Effectivement, il y’a un projet ambitieux derrière The Happy New Year. On va dire que The Happy New Year, c’est le lancement d’un vaste projet que nous voulons réaliser dans le cadre de la sensibilisation des jeunes. Il s’agit d’organiser d’abord The Happy New Year à Daloa, l’une des villes les plus touchées par le fléau de l’immigration clandestine. Nous voulons aussi faire la même représentation à Abobo. Etant donné qu’on veut sensibiliser tous les jeunes de la Côte d’Ivoire, nous ne pouvons pas nous limiter à ces deux villes. Il s’agit donc de faire le film de la pièce The Eldorado,  qui touche du doigt le danger que constitue ce phénomène. Ensuite de continuer la campagne de sensibilisation à travers des projections de ce film. Cela se fera à travers nos points focaux qui existent déjà dans les différentes communes de Côte d’Ivoire.

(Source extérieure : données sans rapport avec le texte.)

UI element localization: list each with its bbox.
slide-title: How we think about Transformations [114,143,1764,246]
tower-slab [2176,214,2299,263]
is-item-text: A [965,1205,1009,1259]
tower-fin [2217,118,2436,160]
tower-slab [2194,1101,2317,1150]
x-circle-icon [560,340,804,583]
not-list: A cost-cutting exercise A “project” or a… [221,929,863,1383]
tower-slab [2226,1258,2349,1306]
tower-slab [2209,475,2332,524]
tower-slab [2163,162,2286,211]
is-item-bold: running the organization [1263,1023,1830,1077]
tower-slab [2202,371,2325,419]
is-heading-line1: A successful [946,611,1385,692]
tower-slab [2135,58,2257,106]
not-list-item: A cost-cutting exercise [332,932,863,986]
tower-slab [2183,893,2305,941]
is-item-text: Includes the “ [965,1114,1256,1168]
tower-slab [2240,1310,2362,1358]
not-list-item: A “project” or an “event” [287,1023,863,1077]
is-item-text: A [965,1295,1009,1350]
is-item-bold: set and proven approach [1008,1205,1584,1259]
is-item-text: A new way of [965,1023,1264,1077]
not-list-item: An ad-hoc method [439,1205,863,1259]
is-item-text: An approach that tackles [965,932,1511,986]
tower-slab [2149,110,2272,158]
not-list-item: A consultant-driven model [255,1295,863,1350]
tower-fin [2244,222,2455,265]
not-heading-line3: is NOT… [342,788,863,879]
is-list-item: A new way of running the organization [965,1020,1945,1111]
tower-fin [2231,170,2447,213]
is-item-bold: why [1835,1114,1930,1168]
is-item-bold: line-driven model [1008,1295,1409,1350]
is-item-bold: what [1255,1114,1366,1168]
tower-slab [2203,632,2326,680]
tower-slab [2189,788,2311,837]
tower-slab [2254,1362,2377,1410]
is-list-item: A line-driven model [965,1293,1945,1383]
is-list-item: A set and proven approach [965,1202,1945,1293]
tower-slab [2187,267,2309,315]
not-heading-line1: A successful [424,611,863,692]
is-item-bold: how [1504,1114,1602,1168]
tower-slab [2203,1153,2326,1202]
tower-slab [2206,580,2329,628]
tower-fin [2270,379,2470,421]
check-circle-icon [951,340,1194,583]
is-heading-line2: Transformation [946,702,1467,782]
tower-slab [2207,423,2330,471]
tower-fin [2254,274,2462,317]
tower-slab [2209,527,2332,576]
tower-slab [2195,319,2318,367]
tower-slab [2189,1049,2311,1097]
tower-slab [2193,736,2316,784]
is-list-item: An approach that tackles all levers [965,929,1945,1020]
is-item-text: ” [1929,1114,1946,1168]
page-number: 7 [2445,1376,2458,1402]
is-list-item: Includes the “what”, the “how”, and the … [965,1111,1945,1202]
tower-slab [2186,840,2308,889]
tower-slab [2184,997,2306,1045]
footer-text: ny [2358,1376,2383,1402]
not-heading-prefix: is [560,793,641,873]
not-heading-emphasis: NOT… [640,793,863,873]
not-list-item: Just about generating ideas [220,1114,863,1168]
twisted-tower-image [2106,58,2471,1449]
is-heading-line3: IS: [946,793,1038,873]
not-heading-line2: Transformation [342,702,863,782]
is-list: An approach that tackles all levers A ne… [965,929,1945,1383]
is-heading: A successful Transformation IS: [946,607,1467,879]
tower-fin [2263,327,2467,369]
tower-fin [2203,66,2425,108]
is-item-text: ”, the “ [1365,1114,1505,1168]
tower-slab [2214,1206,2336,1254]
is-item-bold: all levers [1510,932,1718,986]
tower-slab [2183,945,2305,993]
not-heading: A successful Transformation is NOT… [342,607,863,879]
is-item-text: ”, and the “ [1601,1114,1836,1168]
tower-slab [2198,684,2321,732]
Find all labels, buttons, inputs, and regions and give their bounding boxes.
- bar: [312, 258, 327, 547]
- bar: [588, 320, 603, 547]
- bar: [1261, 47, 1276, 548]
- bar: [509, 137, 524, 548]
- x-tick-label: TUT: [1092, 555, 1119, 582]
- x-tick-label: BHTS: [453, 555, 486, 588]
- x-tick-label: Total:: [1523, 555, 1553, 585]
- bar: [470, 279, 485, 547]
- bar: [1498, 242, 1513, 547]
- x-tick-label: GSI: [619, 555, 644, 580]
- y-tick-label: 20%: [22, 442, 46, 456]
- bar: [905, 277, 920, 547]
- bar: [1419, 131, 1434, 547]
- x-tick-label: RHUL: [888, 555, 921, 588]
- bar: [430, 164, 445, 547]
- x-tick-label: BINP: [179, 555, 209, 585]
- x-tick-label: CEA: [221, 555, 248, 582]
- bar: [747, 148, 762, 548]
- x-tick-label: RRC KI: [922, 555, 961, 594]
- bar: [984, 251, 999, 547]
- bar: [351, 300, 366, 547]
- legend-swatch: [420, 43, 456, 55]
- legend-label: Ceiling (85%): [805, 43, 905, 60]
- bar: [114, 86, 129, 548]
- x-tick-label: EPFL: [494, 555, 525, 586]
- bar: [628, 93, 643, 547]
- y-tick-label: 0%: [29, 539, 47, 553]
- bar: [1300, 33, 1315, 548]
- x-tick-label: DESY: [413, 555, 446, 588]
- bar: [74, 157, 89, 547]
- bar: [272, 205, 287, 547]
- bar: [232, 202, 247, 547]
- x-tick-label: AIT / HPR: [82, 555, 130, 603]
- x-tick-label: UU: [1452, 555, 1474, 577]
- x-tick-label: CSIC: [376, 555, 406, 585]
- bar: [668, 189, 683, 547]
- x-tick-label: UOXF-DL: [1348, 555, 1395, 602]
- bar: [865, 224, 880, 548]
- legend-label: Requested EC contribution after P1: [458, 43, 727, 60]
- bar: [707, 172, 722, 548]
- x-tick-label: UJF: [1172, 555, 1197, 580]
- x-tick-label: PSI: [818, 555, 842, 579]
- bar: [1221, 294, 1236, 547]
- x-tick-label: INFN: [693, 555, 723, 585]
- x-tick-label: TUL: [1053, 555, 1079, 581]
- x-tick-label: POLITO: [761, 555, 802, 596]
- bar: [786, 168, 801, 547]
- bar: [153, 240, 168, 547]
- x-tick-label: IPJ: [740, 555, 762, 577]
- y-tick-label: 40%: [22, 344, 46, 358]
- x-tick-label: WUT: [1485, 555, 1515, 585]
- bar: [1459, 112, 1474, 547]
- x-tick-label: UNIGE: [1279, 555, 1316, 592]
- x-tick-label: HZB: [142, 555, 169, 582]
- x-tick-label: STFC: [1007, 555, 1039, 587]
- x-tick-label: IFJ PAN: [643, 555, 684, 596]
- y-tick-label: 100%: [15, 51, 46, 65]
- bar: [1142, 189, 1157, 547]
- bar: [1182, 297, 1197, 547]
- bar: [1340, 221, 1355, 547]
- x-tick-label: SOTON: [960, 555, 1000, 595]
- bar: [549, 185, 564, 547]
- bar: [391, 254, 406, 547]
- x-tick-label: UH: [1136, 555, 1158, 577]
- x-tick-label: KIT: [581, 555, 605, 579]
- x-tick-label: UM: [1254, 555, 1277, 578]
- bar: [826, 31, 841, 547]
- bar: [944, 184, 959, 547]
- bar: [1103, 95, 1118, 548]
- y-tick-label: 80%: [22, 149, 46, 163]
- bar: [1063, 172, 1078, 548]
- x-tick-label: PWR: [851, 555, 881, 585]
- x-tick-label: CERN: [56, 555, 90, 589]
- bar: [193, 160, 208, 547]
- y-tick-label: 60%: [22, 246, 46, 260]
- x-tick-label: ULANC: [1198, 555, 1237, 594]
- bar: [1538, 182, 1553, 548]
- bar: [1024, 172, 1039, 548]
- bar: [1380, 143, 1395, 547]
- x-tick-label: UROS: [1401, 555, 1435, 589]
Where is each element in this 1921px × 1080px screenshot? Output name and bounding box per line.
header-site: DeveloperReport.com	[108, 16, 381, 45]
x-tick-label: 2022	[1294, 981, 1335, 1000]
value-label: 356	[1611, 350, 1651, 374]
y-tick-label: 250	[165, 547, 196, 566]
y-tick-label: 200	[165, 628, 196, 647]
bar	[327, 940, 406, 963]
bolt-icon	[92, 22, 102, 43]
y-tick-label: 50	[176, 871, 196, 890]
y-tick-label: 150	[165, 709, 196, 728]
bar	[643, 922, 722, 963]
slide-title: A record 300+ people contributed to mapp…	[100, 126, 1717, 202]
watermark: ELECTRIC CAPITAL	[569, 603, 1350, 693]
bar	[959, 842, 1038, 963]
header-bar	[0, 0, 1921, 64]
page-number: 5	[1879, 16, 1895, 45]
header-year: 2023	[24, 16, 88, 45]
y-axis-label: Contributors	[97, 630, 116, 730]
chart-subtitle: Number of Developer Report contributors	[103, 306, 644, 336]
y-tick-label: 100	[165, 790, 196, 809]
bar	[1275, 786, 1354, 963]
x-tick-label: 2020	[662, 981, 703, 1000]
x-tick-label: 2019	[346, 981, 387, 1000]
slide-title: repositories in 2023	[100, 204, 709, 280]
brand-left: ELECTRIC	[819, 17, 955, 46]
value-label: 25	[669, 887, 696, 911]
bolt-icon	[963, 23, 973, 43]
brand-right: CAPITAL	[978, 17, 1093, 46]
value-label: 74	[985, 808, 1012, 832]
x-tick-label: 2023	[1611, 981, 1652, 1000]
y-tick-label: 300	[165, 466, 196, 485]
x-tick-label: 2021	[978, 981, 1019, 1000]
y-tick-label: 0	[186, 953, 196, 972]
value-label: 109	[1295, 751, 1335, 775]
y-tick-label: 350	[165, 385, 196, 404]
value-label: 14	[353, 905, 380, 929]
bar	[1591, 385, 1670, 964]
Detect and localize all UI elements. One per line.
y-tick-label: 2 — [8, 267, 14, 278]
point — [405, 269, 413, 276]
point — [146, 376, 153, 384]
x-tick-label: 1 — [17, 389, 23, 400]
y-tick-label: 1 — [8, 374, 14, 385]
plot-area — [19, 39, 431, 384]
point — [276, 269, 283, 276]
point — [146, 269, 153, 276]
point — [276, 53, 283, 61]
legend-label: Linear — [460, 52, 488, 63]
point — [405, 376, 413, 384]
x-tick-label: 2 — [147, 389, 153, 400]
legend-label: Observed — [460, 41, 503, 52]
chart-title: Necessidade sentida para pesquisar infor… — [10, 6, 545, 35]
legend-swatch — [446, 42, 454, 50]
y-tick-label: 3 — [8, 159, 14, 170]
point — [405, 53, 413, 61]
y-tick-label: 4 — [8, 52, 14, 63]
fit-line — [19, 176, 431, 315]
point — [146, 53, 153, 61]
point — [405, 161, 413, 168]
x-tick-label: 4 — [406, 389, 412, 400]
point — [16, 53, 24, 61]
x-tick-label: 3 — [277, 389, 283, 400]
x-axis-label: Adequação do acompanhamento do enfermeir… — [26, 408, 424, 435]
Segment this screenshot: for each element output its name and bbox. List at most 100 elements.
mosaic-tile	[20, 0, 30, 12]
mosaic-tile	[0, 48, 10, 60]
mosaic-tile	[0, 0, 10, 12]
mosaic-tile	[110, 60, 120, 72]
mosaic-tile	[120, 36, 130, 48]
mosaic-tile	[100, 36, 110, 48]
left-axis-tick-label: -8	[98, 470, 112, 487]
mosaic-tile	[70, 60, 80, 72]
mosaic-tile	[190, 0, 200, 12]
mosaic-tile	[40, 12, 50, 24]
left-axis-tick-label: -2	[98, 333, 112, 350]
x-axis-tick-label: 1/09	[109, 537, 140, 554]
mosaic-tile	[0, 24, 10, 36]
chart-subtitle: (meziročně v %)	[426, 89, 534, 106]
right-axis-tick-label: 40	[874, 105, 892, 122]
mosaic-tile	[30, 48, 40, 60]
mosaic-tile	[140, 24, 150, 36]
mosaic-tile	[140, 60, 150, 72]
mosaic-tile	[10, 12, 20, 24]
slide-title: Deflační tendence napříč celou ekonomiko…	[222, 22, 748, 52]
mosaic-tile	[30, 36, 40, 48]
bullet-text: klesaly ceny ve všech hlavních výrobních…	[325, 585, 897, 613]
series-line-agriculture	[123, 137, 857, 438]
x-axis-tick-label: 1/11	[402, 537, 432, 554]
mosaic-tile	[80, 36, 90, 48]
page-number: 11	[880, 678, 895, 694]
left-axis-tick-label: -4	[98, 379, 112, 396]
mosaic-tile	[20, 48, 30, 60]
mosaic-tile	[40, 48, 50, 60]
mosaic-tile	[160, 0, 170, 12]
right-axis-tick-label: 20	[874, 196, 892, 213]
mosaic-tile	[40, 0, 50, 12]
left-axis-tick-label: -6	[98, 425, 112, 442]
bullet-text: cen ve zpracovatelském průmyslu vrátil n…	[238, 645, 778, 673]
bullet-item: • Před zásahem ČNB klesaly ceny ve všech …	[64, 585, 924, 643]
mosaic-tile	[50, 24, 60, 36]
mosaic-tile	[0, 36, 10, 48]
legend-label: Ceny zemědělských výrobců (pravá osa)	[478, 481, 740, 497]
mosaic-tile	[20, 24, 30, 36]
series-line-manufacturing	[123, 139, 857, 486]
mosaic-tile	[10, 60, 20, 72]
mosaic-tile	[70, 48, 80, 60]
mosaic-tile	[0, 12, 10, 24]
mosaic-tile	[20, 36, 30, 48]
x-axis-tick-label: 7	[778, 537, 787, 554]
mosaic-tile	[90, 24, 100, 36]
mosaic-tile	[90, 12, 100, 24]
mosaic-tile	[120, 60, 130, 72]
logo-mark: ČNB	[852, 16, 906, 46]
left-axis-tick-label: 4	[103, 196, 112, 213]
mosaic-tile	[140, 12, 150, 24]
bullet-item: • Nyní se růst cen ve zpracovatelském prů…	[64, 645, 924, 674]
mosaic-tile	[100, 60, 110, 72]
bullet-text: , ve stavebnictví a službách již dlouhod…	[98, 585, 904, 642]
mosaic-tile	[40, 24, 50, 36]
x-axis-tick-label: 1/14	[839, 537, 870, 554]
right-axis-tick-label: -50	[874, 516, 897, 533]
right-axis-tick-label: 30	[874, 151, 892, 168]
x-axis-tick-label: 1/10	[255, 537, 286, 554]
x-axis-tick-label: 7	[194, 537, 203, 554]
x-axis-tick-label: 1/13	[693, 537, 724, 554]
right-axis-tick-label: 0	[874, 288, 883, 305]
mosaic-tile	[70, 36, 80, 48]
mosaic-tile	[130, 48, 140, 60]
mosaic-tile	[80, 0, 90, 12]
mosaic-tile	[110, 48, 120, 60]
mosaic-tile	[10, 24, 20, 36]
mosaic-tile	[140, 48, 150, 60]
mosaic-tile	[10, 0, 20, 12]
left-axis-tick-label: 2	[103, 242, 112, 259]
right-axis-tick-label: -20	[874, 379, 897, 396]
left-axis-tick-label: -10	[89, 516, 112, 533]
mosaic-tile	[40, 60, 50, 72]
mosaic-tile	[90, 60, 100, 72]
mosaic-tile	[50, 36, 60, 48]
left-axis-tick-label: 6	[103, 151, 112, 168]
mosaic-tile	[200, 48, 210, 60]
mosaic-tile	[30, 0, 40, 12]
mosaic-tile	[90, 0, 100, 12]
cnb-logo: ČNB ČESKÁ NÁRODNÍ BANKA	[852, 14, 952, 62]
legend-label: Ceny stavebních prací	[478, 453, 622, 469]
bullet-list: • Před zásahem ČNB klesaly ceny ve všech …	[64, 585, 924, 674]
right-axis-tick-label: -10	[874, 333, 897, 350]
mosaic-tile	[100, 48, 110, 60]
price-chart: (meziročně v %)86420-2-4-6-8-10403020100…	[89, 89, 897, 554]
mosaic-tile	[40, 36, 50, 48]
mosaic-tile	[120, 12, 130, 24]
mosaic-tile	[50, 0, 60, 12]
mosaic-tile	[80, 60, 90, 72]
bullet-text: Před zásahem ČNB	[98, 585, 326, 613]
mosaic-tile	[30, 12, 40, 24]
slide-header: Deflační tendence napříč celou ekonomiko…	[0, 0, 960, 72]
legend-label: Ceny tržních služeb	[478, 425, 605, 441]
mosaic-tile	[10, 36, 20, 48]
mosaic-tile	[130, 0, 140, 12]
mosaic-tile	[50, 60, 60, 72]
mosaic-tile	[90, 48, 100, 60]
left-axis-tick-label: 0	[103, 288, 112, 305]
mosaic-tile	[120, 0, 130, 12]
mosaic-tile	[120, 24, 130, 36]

Comment comptez-vous financer votre projet ?

Nous n’avons pas, pour l’heure, les moyens de notre politique. C’est justement pour cela que nous organisons ce lancement qui vise à faire un lobbying auprès des institutions en charge de la lutte contre l’immigration. Nous visons certains ministères qui ont pour cahier de charges la lutte contre ce fléau. Notamment le ministère de l’Intégration et des Ivoiriens de l’étranger, celui de l’Intérieur et pourquoi pas le ministère de la Culture puisqu’il s’agit des activités artistiques. Nous entendons œuvrer avec l’OIM, le HCR, l’ONU et bien d’autres.

Comment se fait l’accès à cet événement ?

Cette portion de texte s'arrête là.